Gadget semakin canggih dan tersebar luas ke berbagai kalangan. Tren tersebut semakin memudahkan penggunanya mengakses informasi dari dunia maya. Perkembangan teknologi tersebut membawa dua kemungkinan sekaligus, yaitu kemungkinan positif dan negatif. Semua tergantung pada kebijakan penggunaannya.
Dewasa ini, gadget mulai marak dipergunakan oleh anak-anak, layaknya orang dewasa. Gadget ialah alat bantu komunikasi, tetapi apapun yang tidak berada pada waktu yang tepat tentunya akan berakibat tidak tepat pula. Anak-anak belum memiliki kesiapan secara mental dalam menyerap informasi secara bebas.
Terlepas dari perihal arus informasi dunia maya, diakui atau tidak, gadget adalah salah satu faktor yang mengurangi minat penggunanya untuk berinteraksi secara langsung. Kemampuan bersosial seseorang terbentuk dari pengalamannya dalam melakukan interaksi secara langsung dari sejak masa kanak-kanak.
Kebudayaan kita selalu menekankan masyarakatnya untuk “srawung”, yaitu bersosial, berkomunal, dan menjunjung tinggi gotong royong. Perubahan dan perkembangan teknologi semestinya dapat bersinergi dengan kebudayaan sendiri. Ialah mustahil jika kita menolak perubahan dan mempertahankan cara hidup seperti masa lalu. Tetapi berkembang tanpa berpijak dari kebudayaan sendiri akan membentuk masyarakat yang tidak produktif dan cenderung konsumtif. Maka segala hal baik yang berakar dari kebudayaan sendiri harus menjadi nada dasar dari segala perkembangan. 
Sangatlah memungkinkan, pemanfaatan jejaring sosial dunia maya sebagai penunjang budaya “srawung”, tetapi kesadaran penuh untuk pemanfaatan ke arah tersebut belum tertanam pada generasi muda. Karena pentingnya menjaga kebudayaan sendiri belum menjadi prioritas dalam penggunaan jejaring sosial di kalangan generasi muda. Apalagi ditambah semakin mudah masuknya kebudayaan luar melalui dunia maya. Sehingga bisa diindikasikan sebagai proses interaksi kebudayaan tanpa filter. Maka hasil dari interaksi kebudayaan sudah tidak lagi bisa dikatakan sebagai akulturasi tetapi lebih tepat dikatakan sebagai hegemoni kebudayaan.
Kembali pada perihal anak-anak dan wilayah bermain yang aman untuk perkembangan karakternya. Masa kanak-kanak adalah masa bermain, dan di dalam permainan yang positif, anak-anak akan mendapatkan pengalaman. Bermain tidaklah selamanya berada pada kutub yang berbeda dengan belajar. Dalam permainan anak bisa mendapatkan pelajaran, dan pelajaran dapat diproses anak dengan metode bermain. Bermain dan belajar adalah komposisi penting bagi perkembangan kejiwaan anak, dimana keduanya sama pentingnya.
Ruang belajar anak telah menjadi prioritas kurikulum yang diprogram oleh institusi pendidikan formal, sedangkan ruang bermain anak belum banyak diperhatikan. Padahal, ruang bermain secara kuantitas waktu lebih banyak porsinya dibanding waku belajar. Bagi orang tua yang sadar dan mampu secara ekonomi, mereka memprogramkan anaknya pada   lembaga-lembaga bimbingan belajar atau les. Tetapi tidak sedikit yang membiarkan anaknya bermain ataupun berinteraksi tanpa pengawasan, antara lain menonton televisi, mengakses internet di warnet, dan bermain gadget.

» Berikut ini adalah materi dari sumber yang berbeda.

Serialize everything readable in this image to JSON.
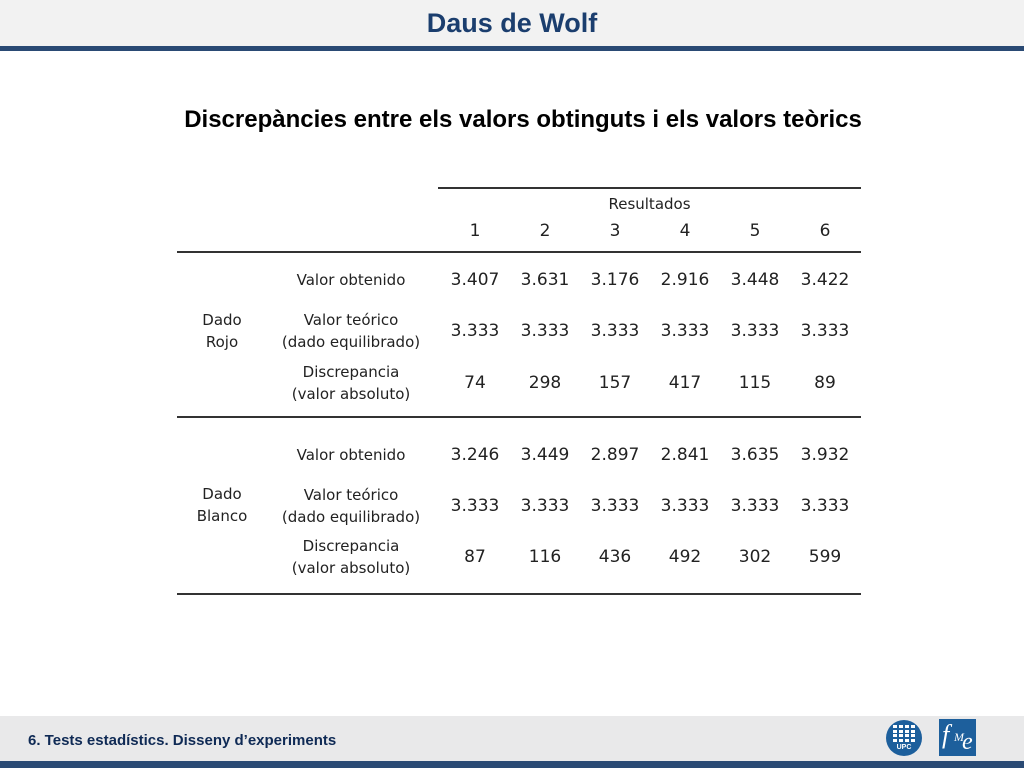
{
  "header": {
    "title": "Daus de Wolf"
  },
  "subtitle": "Discrepàncies entre els valors obtinguts i els valors teòrics",
  "table": {
    "group_header": "Resultados",
    "columns": [
      "1",
      "2",
      "3",
      "4",
      "5",
      "6"
    ],
    "groups": [
      {
        "label_line1": "Dado",
        "label_line2": "Rojo",
        "rows": [
          {
            "label_line1": "Valor obtenido",
            "label_line2": "",
            "values": [
              "3.407",
              "3.631",
              "3.176",
              "2.916",
              "3.448",
              "3.422"
            ]
          },
          {
            "label_line1": "Valor teórico",
            "label_line2": "(dado equilibrado)",
            "values": [
              "3.333",
              "3.333",
              "3.333",
              "3.333",
              "3.333",
              "3.333"
            ]
          },
          {
            "label_line1": "Discrepancia",
            "label_line2": "(valor absoluto)",
            "values": [
              "74",
              "298",
              "157",
              "417",
              "115",
              "89"
            ]
          }
        ]
      },
      {
        "label_line1": "Dado",
        "label_line2": "Blanco",
        "rows": [
          {
            "label_line1": "Valor obtenido",
            "label_line2": "",
            "values": [
              "3.246",
              "3.449",
              "2.897",
              "2.841",
              "3.635",
              "3.932"
            ]
          },
          {
            "label_line1": "Valor teórico",
            "label_line2": "(dado equilibrado)",
            "values": [
              "3.333",
              "3.333",
              "3.333",
              "3.333",
              "3.333",
              "3.333"
            ]
          },
          {
            "label_line1": "Discrepancia",
            "label_line2": "(valor absoluto)",
            "values": [
              "87",
              "116",
              "436",
              "492",
              "302",
              "599"
            ]
          }
        ]
      }
    ]
  },
  "footer": {
    "text": "6. Tests estadístics. Disseny d’experiments",
    "logo_upc_text": "UPC",
    "logo_fme_letters": [
      "f",
      "M",
      "e"
    ]
  },
  "colors": {
    "accent": "#1b3e6e",
    "rule": "#2a4a74",
    "logo": "#1d5f9c"
  }
}
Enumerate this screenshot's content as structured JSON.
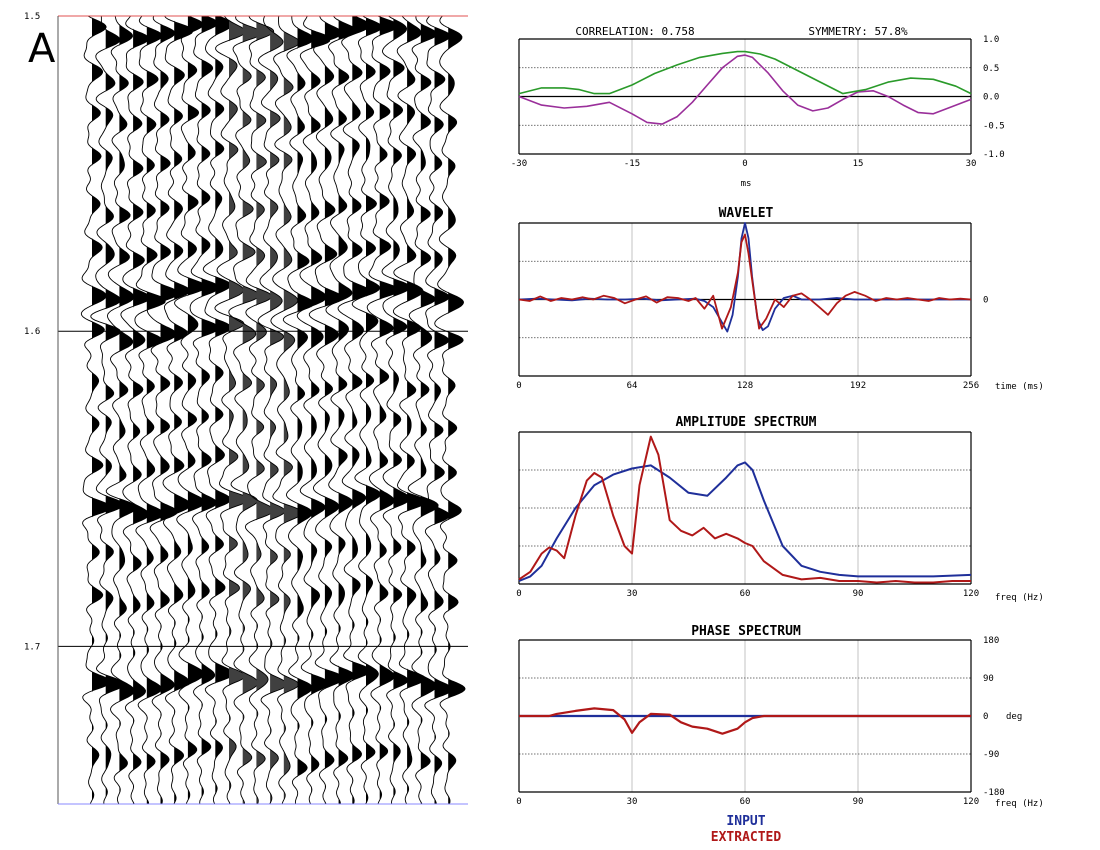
{
  "panel_letter": "A",
  "colors": {
    "input": "#1f2f9a",
    "extracted": "#b01818",
    "correlation": "#9a2f9a",
    "symmetry": "#2a9a2a",
    "time_marker": "#e05050",
    "seismic_fill": "#000000",
    "seismic_window_fill": "#404040"
  },
  "legend": {
    "input_label": "INPUT",
    "extracted_label": "EXTRACTED"
  },
  "chart_data": [
    {
      "id": "seismic",
      "type": "seismic-wiggle",
      "y_ticks": [
        "1.5",
        "1.6",
        "1.7"
      ],
      "ylim": [
        1.5,
        1.75
      ],
      "time_markers": [
        1.5,
        1.6,
        1.7
      ],
      "trace_count": 27,
      "window_traces": [
        10,
        14
      ],
      "events": [
        {
          "t": 1.505,
          "amp": 1.0
        },
        {
          "t": 1.519,
          "amp": 0.55
        },
        {
          "t": 1.532,
          "amp": 0.5
        },
        {
          "t": 1.545,
          "amp": 0.45
        },
        {
          "t": 1.561,
          "amp": 0.5
        },
        {
          "t": 1.575,
          "amp": 0.6
        },
        {
          "t": 1.588,
          "amp": 1.0
        },
        {
          "t": 1.6,
          "amp": 0.9
        },
        {
          "t": 1.617,
          "amp": 0.45
        },
        {
          "t": 1.629,
          "amp": 0.4
        },
        {
          "t": 1.642,
          "amp": 0.5
        },
        {
          "t": 1.655,
          "amp": 1.0
        },
        {
          "t": 1.67,
          "amp": 0.4
        },
        {
          "t": 1.684,
          "amp": 0.5
        },
        {
          "t": 1.711,
          "amp": 1.0
        },
        {
          "t": 1.735,
          "amp": 0.45
        }
      ]
    },
    {
      "id": "correlation",
      "type": "line",
      "title_correlation": "CORRELATION: 0.758",
      "title_symmetry": "SYMMETRY: 57.8%",
      "xlabel": "ms",
      "xlim": [
        -30,
        30
      ],
      "ylim": [
        -1.0,
        1.0
      ],
      "x_ticks": [
        "-30",
        "-15",
        "0",
        "15",
        "30"
      ],
      "y_ticks": [
        "1.0",
        "0.5",
        "0.0",
        "-0.5",
        "-1.0"
      ],
      "series": [
        {
          "color_key": "correlation",
          "x": [
            -30,
            -27,
            -24,
            -21,
            -18,
            -15,
            -13,
            -11,
            -9,
            -7,
            -5,
            -3,
            -1,
            0,
            1,
            3,
            5,
            7,
            9,
            11,
            13,
            15,
            17,
            19,
            21,
            23,
            25,
            27,
            30
          ],
          "y": [
            0.0,
            -0.15,
            -0.2,
            -0.17,
            -0.1,
            -0.3,
            -0.45,
            -0.48,
            -0.35,
            -0.1,
            0.2,
            0.5,
            0.7,
            0.72,
            0.68,
            0.42,
            0.1,
            -0.15,
            -0.25,
            -0.2,
            -0.05,
            0.08,
            0.1,
            0.0,
            -0.15,
            -0.28,
            -0.3,
            -0.2,
            -0.05
          ]
        },
        {
          "color_key": "symmetry",
          "x": [
            -30,
            -27,
            -24,
            -22,
            -20,
            -18,
            -15,
            -12,
            -9,
            -6,
            -3,
            -1,
            0,
            2,
            4,
            7,
            10,
            13,
            16,
            19,
            22,
            25,
            28,
            30
          ],
          "y": [
            0.05,
            0.15,
            0.15,
            0.12,
            0.05,
            0.05,
            0.2,
            0.4,
            0.55,
            0.68,
            0.75,
            0.78,
            0.78,
            0.74,
            0.65,
            0.45,
            0.25,
            0.05,
            0.12,
            0.25,
            0.32,
            0.3,
            0.18,
            0.05
          ]
        }
      ]
    },
    {
      "id": "wavelet",
      "type": "line",
      "title": "WAVELET",
      "xlabel": "time (ms)",
      "xlim": [
        0,
        256
      ],
      "ylim": [
        -1.0,
        1.0
      ],
      "x_ticks": [
        "0",
        "64",
        "128",
        "192",
        "256"
      ],
      "y_ticks": [
        "0"
      ],
      "series": [
        {
          "color_key": "input",
          "x": [
            0,
            10,
            20,
            30,
            40,
            50,
            60,
            70,
            80,
            90,
            100,
            105,
            110,
            115,
            118,
            121,
            124,
            126,
            128,
            130,
            132,
            135,
            138,
            141,
            145,
            150,
            155,
            160,
            170,
            180,
            190,
            200,
            210,
            220,
            230,
            240,
            250,
            256
          ],
          "y": [
            0,
            0.01,
            0.0,
            -0.01,
            0.01,
            0,
            0.0,
            0.01,
            -0.01,
            0.0,
            0.01,
            -0.02,
            -0.1,
            -0.3,
            -0.42,
            -0.2,
            0.3,
            0.8,
            1.0,
            0.8,
            0.3,
            -0.25,
            -0.4,
            -0.35,
            -0.12,
            0.02,
            0.05,
            0.0,
            0.0,
            0.02,
            0.0,
            0.0,
            0.0,
            0.0,
            0.0,
            0.0,
            0.0,
            0.0
          ]
        },
        {
          "color_key": "extracted",
          "x": [
            0,
            6,
            12,
            18,
            24,
            30,
            36,
            42,
            48,
            54,
            60,
            66,
            72,
            78,
            84,
            90,
            96,
            100,
            105,
            110,
            115,
            120,
            124,
            126,
            128,
            130,
            133,
            136,
            140,
            145,
            150,
            155,
            160,
            165,
            170,
            175,
            180,
            185,
            190,
            196,
            202,
            208,
            214,
            220,
            226,
            232,
            238,
            244,
            250,
            256
          ],
          "y": [
            0,
            -0.02,
            0.04,
            -0.02,
            0.02,
            0.0,
            0.03,
            0.0,
            0.05,
            0.02,
            -0.05,
            0.0,
            0.04,
            -0.04,
            0.03,
            0.02,
            -0.02,
            0.02,
            -0.12,
            0.05,
            -0.38,
            -0.1,
            0.35,
            0.75,
            0.85,
            0.6,
            0.1,
            -0.38,
            -0.25,
            0.0,
            -0.1,
            0.05,
            0.08,
            0.0,
            -0.1,
            -0.2,
            -0.05,
            0.05,
            0.1,
            0.05,
            -0.02,
            0.02,
            0.0,
            0.02,
            0.0,
            -0.02,
            0.02,
            0.0,
            0.01,
            0.0
          ]
        }
      ]
    },
    {
      "id": "amplitude",
      "type": "line",
      "title": "AMPLITUDE SPECTRUM",
      "xlabel": "freq (Hz)",
      "xlim": [
        0,
        120
      ],
      "ylim": [
        0,
        1.0
      ],
      "x_ticks": [
        "0",
        "30",
        "60",
        "90",
        "120"
      ],
      "y_ticks": [],
      "series": [
        {
          "color_key": "input",
          "x": [
            0,
            3,
            6,
            10,
            15,
            20,
            25,
            30,
            35,
            40,
            45,
            50,
            55,
            58,
            60,
            62,
            65,
            70,
            75,
            80,
            85,
            90,
            95,
            100,
            110,
            120
          ],
          "y": [
            0.02,
            0.05,
            0.12,
            0.3,
            0.5,
            0.65,
            0.72,
            0.76,
            0.78,
            0.7,
            0.6,
            0.58,
            0.7,
            0.78,
            0.8,
            0.75,
            0.55,
            0.25,
            0.12,
            0.08,
            0.06,
            0.05,
            0.05,
            0.05,
            0.05,
            0.06
          ]
        },
        {
          "color_key": "extracted",
          "x": [
            0,
            3,
            6,
            8,
            10,
            12,
            15,
            18,
            20,
            22,
            25,
            28,
            30,
            32,
            35,
            37,
            40,
            43,
            46,
            49,
            52,
            55,
            58,
            60,
            62,
            65,
            70,
            75,
            80,
            85,
            90,
            95,
            100,
            105,
            110,
            115,
            120
          ],
          "y": [
            0.03,
            0.08,
            0.2,
            0.24,
            0.22,
            0.17,
            0.45,
            0.68,
            0.73,
            0.7,
            0.45,
            0.25,
            0.2,
            0.65,
            0.97,
            0.85,
            0.42,
            0.35,
            0.32,
            0.37,
            0.3,
            0.33,
            0.3,
            0.27,
            0.25,
            0.15,
            0.06,
            0.03,
            0.04,
            0.02,
            0.02,
            0.01,
            0.02,
            0.01,
            0.01,
            0.02,
            0.02
          ]
        }
      ]
    },
    {
      "id": "phase",
      "type": "line",
      "title": "PHASE SPECTRUM",
      "xlabel": "freq (Hz)",
      "ylabel": "deg",
      "xlim": [
        0,
        120
      ],
      "ylim": [
        -180,
        180
      ],
      "x_ticks": [
        "0",
        "30",
        "60",
        "90",
        "120"
      ],
      "y_ticks": [
        "180",
        "90",
        "0",
        "-90",
        "-180"
      ],
      "series": [
        {
          "color_key": "input",
          "x": [
            0,
            120
          ],
          "y": [
            0,
            0
          ]
        },
        {
          "color_key": "extracted",
          "x": [
            0,
            8,
            10,
            15,
            20,
            25,
            28,
            30,
            32,
            35,
            40,
            43,
            46,
            50,
            54,
            58,
            60,
            62,
            65,
            70,
            120
          ],
          "y": [
            0,
            0,
            5,
            12,
            18,
            14,
            -8,
            -40,
            -15,
            5,
            3,
            -15,
            -25,
            -30,
            -42,
            -30,
            -15,
            -5,
            0,
            0,
            0
          ]
        }
      ]
    }
  ]
}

Karakter yang kuat tidak mungkin terbentuk jika segala sudut pandangnya telah terhegemoni hal-hal di luar dirinya. Jika terus menerus anak menjadi objek konsumen ekspresi dari segala akses media masa (terutama televisi), maka akan mereduksi kretifitasnya. Anak-anak ialah individu-individu pembentuk bangsa di masa depan. Lemahnya karakter suatu bangsa akan membentuk bangsa tersebut menjadi bangsa yang konsumtif. 
Melihat beberapa permasalah di atas, kami berinisitaif membuat sebuah ruang bermain aman dan menunjang kreatif anak di Dukuh Pabrik, Desa Wirun, Kecamatan Mojolaban, Kabupaten Sukoharjo. Ruang bermain tersebut berada di dalam bentuk proses latihan teater. Di dalam ruang latihan Teater, anak akan dilatih dengan metode bermain yang merangsang kreatifitas anak.
Sanggar Teater Dalan Cilik adalah sanggar seni teater yang menyediakan ruang ekspresi anak melalui proses kerja kreatif teater. Di dalam proses kreatifnya menuju sebuah pertunjukan, Teater Dalan Cilik akan menitikberatkan latihan pada bentuk-bentuk permainan yang positif untuk perkembangan kejiwaan dan jasmani anak. Output pertunjukannya juga akan digarap dalam bentuk permainan yang dirangkai dengan laku dramatik khas anak dan pesan-pesan moral dalam tataran nalar anak pula.  
Selain metode bermain yang baru, permainan tradisi juga kembali diperkenalkan dalam latihan. Karena di dalam permainan tradisi terdapat unsur-unsur komunal, ekspresif dan imajinatif. Selain itu permainan tradisi juga menjadi media untuk mempertahankan Bahasa Jawa yang mulai ditinggalkan oleh generasi muda.   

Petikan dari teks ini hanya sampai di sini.